By Bill Mooney
WESTVILLE – One week out from the election, the Senate President – labeled an ouster target by the GOP – joined an assembly of national educational and labor leaders to address one of the state’s major problems: The fact many New Jersey students can’t afford to attend college in their home state.
Last year, Sen. Steve Sweeney, (D-3), West Deptford helped spearhead the successful push for the $750 million bond issue to help higher-education facilities build state-of-the-art classrooms and labs.
Now he wants to help make it possible for N.J.’s future generations of young adults to attend those classes and use those labs.
National education and state labor leaders came to battleground LD 3 Monday to call for creation of a commission to conduct an in-depth, one-year study into college affordability and recommend programs to help New Jersey students.

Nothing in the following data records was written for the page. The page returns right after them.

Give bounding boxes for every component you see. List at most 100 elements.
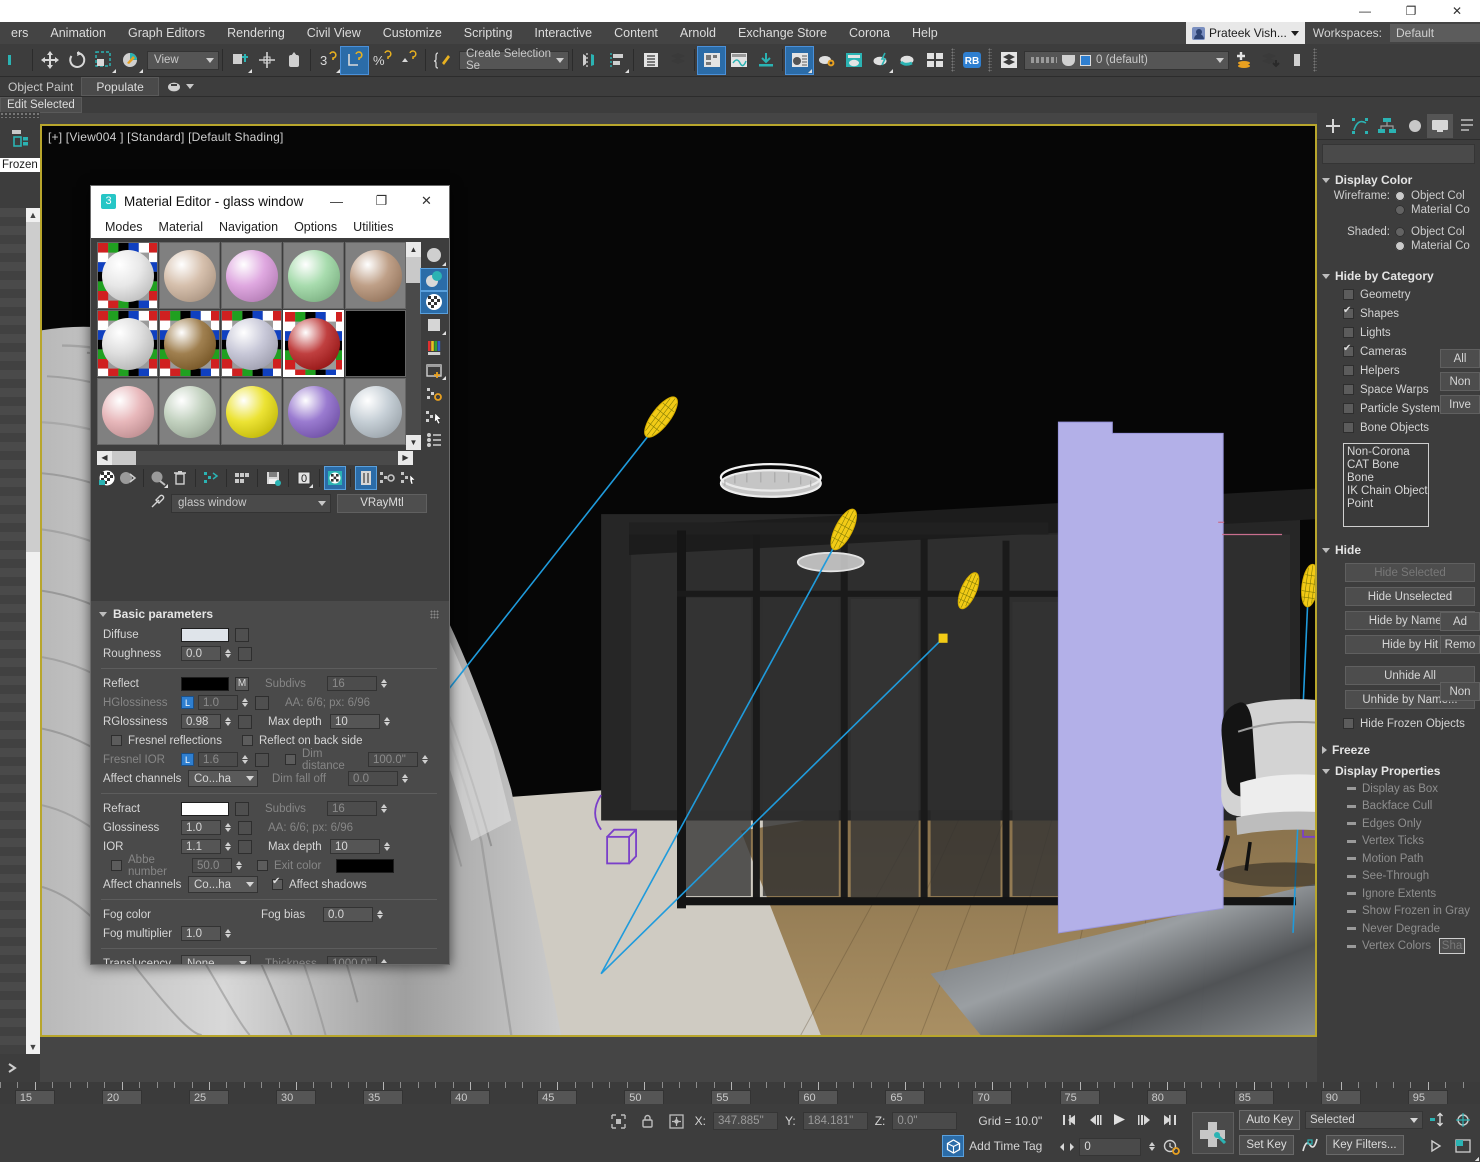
category-row[interactable]: Shapes [1317, 304, 1480, 323]
translucency-select[interactable]: None [181, 955, 251, 964]
rendered-frame-window-icon[interactable] [840, 47, 867, 74]
render-setup-icon[interactable] [813, 47, 840, 74]
add-time-tag-label[interactable]: Add Time Tag [969, 1139, 1042, 1153]
tristate-dash-icon[interactable] [1347, 944, 1356, 948]
material-slot[interactable] [345, 242, 406, 309]
category-checkbox[interactable] [1343, 403, 1354, 414]
key-filters-button[interactable]: Key Filters... [1325, 1135, 1404, 1155]
key-filter-select[interactable]: Selected [1305, 1111, 1423, 1129]
scroll-up-icon[interactable]: ▲ [26, 208, 40, 222]
exit-color-checkbox[interactable] [257, 860, 268, 871]
get-material-icon[interactable] [97, 467, 117, 489]
tristate-dash-icon[interactable] [1347, 857, 1356, 861]
wireframe-object-color-radio[interactable] [1395, 191, 1405, 201]
md-maximize-button[interactable]: ❐ [359, 186, 404, 216]
layer-manager-icon[interactable] [995, 47, 1022, 74]
abbe-number-field[interactable]: 50.0 [192, 858, 232, 873]
refract-subdivs-spinner[interactable] [379, 804, 388, 813]
tab-hierarchy[interactable] [1374, 114, 1400, 138]
default-in-out-tangents-icon[interactable] [1299, 1134, 1479, 1161]
make-material-copy-icon[interactable] [201, 467, 221, 489]
select-scale-icon[interactable] [90, 47, 117, 74]
align-icon[interactable] [603, 47, 630, 74]
display-property-row[interactable]: Display as Box [1317, 780, 1480, 798]
import-icon[interactable] [752, 47, 779, 74]
fog-multiplier-spinner[interactable] [223, 929, 232, 938]
scroll-down-icon[interactable]: ▼ [26, 1040, 40, 1054]
display-property-row[interactable]: Never Degrade [1317, 920, 1480, 938]
md-minimize-button[interactable]: — [314, 186, 359, 216]
select-and-link-icon[interactable] [253, 47, 280, 74]
category-checkbox[interactable] [1343, 305, 1354, 319]
material-type-button[interactable]: VRayMtl [337, 493, 427, 513]
category-checkbox[interactable] [1343, 343, 1354, 357]
material-slot[interactable] [159, 378, 220, 445]
display-property-row[interactable]: Show Frozen in Gray [1317, 903, 1480, 921]
glossiness-map-button[interactable] [238, 820, 252, 835]
affect-shadows-checkbox[interactable] [272, 876, 283, 890]
ruler[interactable]: 15 20 25 30 35 40 45 50 55 60 65 70 75 80 85 90 95 [0, 1082, 1480, 1105]
rglossiness-map-button[interactable] [238, 714, 252, 729]
ior-map-button[interactable] [238, 839, 252, 854]
reflect-map-button[interactable]: M [235, 676, 249, 691]
frozen-column-header[interactable]: Frozen [0, 158, 40, 172]
list-item[interactable]: Bone [1347, 472, 1428, 485]
tristate-dash-icon[interactable] [1347, 874, 1356, 878]
category-button-all[interactable]: All [1440, 349, 1480, 368]
tab-display[interactable] [1427, 113, 1454, 138]
fog-bias-field[interactable]: 0.0 [323, 907, 373, 922]
go-to-end-icon[interactable] [1158, 1109, 1180, 1131]
dim-fall-off-spinner[interactable] [400, 774, 409, 783]
auto-key-button[interactable]: Auto Key [1239, 1110, 1300, 1130]
tristate-dash-icon[interactable] [1347, 787, 1356, 791]
material-slot[interactable] [97, 242, 158, 309]
tristate-dash-icon[interactable] [1347, 909, 1356, 913]
select-by-material-icon[interactable] [421, 406, 447, 427]
material-slot[interactable] [97, 378, 158, 445]
layer-visibility-icon[interactable] [1283, 47, 1310, 74]
category-button-non[interactable]: Non [1440, 372, 1480, 391]
tab-utilities[interactable] [1454, 114, 1480, 138]
curve-editor-icon[interactable] [697, 45, 726, 75]
object-paint-label[interactable]: Object Paint [0, 77, 81, 96]
select-move-icon[interactable] [36, 47, 63, 74]
roughness-map-button[interactable] [238, 646, 252, 661]
fresnel-reflections-checkbox[interactable] [111, 735, 122, 746]
fog-bias-spinner[interactable] [375, 910, 384, 919]
snaps-toggle-icon[interactable]: 3 [314, 47, 341, 74]
scroll-right-icon[interactable]: ▶ [398, 450, 413, 465]
spinner-snap-toggle-icon[interactable] [395, 47, 422, 74]
diffuse-map-button[interactable] [235, 627, 249, 642]
hglossiness-field[interactable]: 1.0 [198, 695, 238, 710]
layer-explorer-icon[interactable] [637, 47, 664, 74]
display-property-row[interactable]: Edges Only [1317, 815, 1480, 833]
hide-frozen-objects-checkbox[interactable] [1343, 718, 1354, 729]
mirror-icon[interactable] [576, 47, 603, 74]
make-unique-icon[interactable] [232, 467, 252, 489]
tristate-dash-icon[interactable] [1347, 822, 1356, 826]
material-slot[interactable] [283, 378, 344, 445]
workspace-select[interactable]: Default [1390, 24, 1480, 42]
list-button-non[interactable]: Non [1440, 682, 1480, 701]
absolute-relative-transform-icon[interactable] [666, 1110, 688, 1132]
category-button-inve[interactable]: Inve [1440, 395, 1480, 414]
affect-channels-refract-select[interactable]: Co...ha [188, 876, 258, 893]
material-name-field[interactable]: glass window [171, 493, 331, 513]
dim-distance-spinner[interactable] [420, 755, 429, 764]
show-map-in-viewport-icon[interactable] [324, 466, 346, 490]
close-button[interactable]: ✕ [1434, 0, 1480, 22]
menu-item-content[interactable]: Content [603, 23, 669, 43]
category-checkbox[interactable] [1343, 365, 1354, 376]
fresnel-ior-field[interactable]: 1.6 [198, 752, 238, 767]
sample-uv-tiling-icon[interactable] [421, 315, 447, 336]
display-property-row[interactable]: See-Through [1317, 868, 1480, 886]
scrollbar-track[interactable] [406, 283, 421, 435]
material-editor-icon[interactable] [785, 45, 814, 75]
md-close-button[interactable]: ✕ [404, 186, 449, 216]
tristate-dash-icon[interactable] [1347, 892, 1356, 896]
hglossiness-spinner[interactable] [240, 698, 249, 707]
dim-distance-field[interactable]: 100.0" [368, 752, 418, 767]
menu-item-animation[interactable]: Animation [39, 23, 117, 43]
menu-item-help[interactable]: Help [901, 23, 949, 43]
video-color-check-icon[interactable] [421, 338, 447, 359]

The issue was personified by third-year Rowan University political-science/sociology double major Rachel Storch, who works minimum wage 25 hours a week at a grocery to somehow try and pay for tuition that is about $22,000 a year, as well as $500-plus for books, and $500-plus for housing costs.
She is starting to deal with the fact that her dream of postgraduate law degree schooling may not come true.
“I think about it every day, what I would do if I had to go a fifth year (just to complete her undergraduate schooling.) It’s an obscene amount of stress,’’ she said.
She is coping with “an astronomically high amount of student loan” debt while taking in about $181 a week.
“Students everywhere have issues. You want to get a job you love,” but instead, “you will get a job that pays the bills.”
New Jersey students graduate with an average of $26,000 in debt to repay.
The legislators said they want a commission to study the methods that could be used to help finance college and help students repay debt.